これは私立大学にも設定されており、例として順天堂大学では東京都地域枠入学試験、新潟県地域枠入学試験などがあります。通常私立大学は特定の県にのみ学生を募集することはあり得ないのですが、順天堂大学と新潟県との協定が締結されたため、こうした制度(重点コース)が可能となりました。大学は医局制度を取っていますが、国立や県立、公立大学ほど医局人事が強くない私立大学の場合は、こうした取り組みが積極的に行われています。

この貸付型制度は、もともと看護学校で広く行われている方式です。医師会立看護学校が准看護師学校と、看護師養成コースを各地で設けていますが、提携している病院の寮に住み込み、看護助手として給与を受け取り、看護師になったあかつきには数年間その病院に勤務するのが条件で、貸付免除になるものです。

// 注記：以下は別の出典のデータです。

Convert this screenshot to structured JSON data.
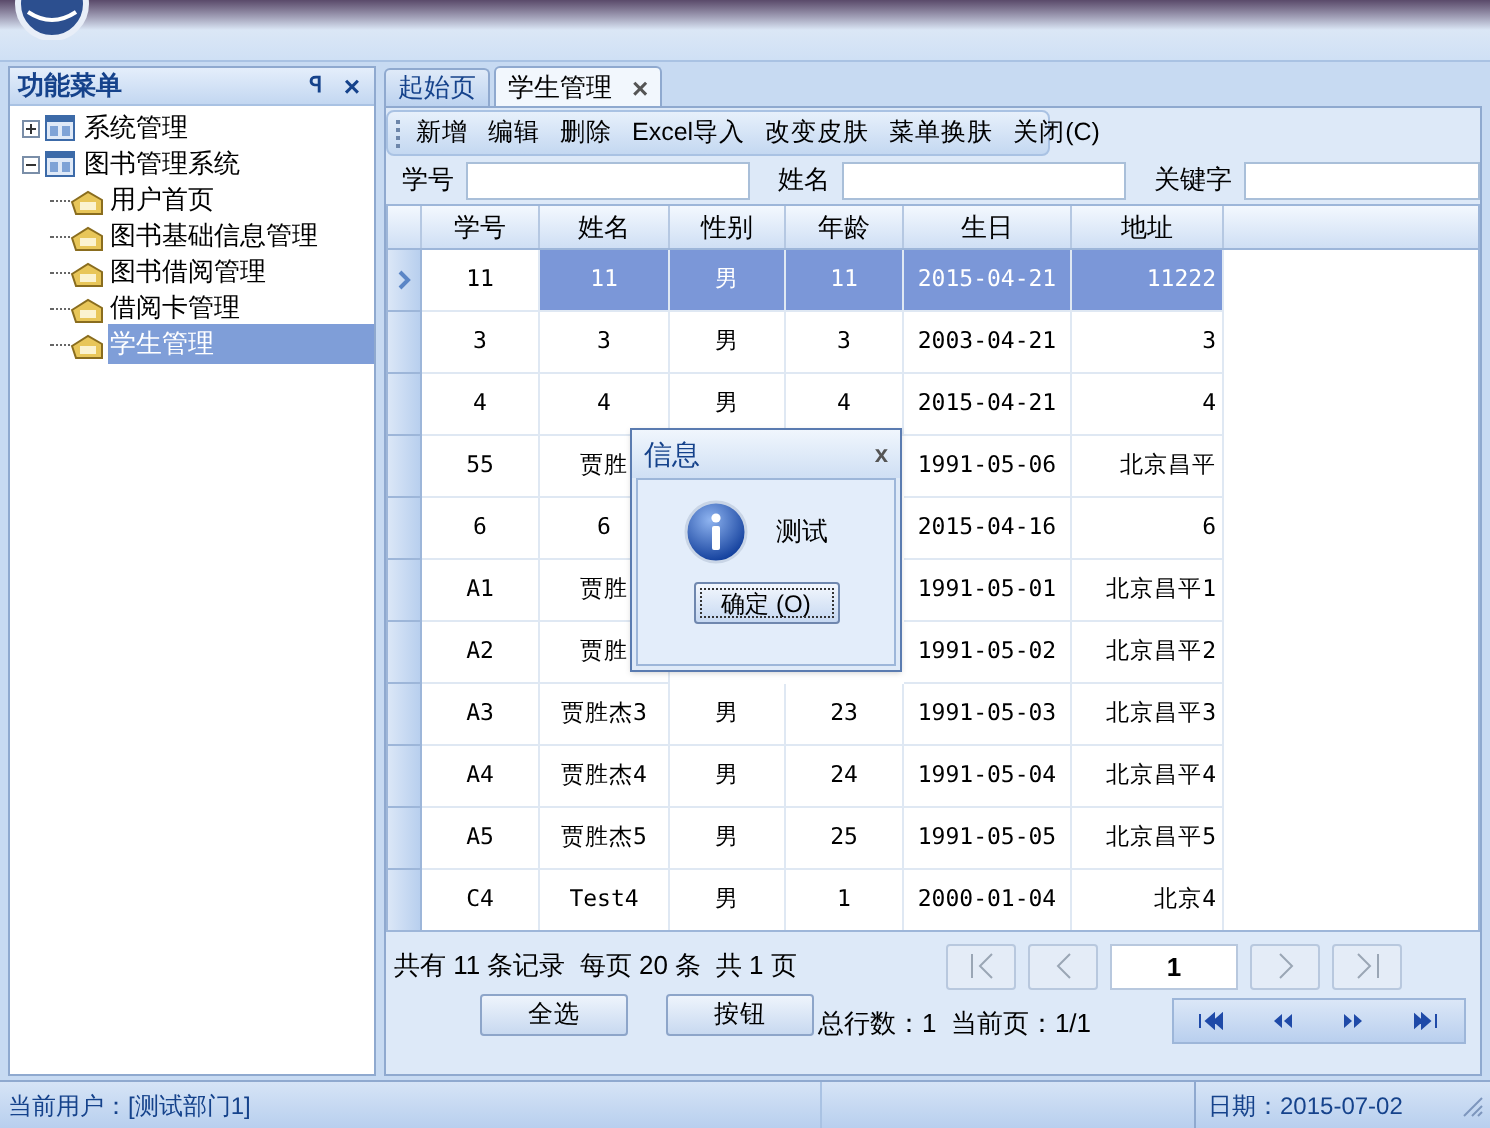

俗に「御礼奉公」などと称されますが、この制度は多くの優秀な看護師や准看護師を養成するのに役立つシステムとして、多くの県市で採用されています。これを、岡山や長崎、富山など各県が医師版として始めたわけです。御礼奉公の年限は9年ですので、入職から9年は指定病院でスキルを積むことになります。一部では、9年過ぎた場合、転職があるはず…と悲観的に考える向きもありますが、その期間に結婚や出産などが行われる確率が高いのが地方特有の文化ですから、9年はしっかり地元に根付く時間ともいえるのではないでしょうか。
ただ、地域枠は残念ながら定員割れになっている年があります。月20万円が少ないというのもあるかもしれません。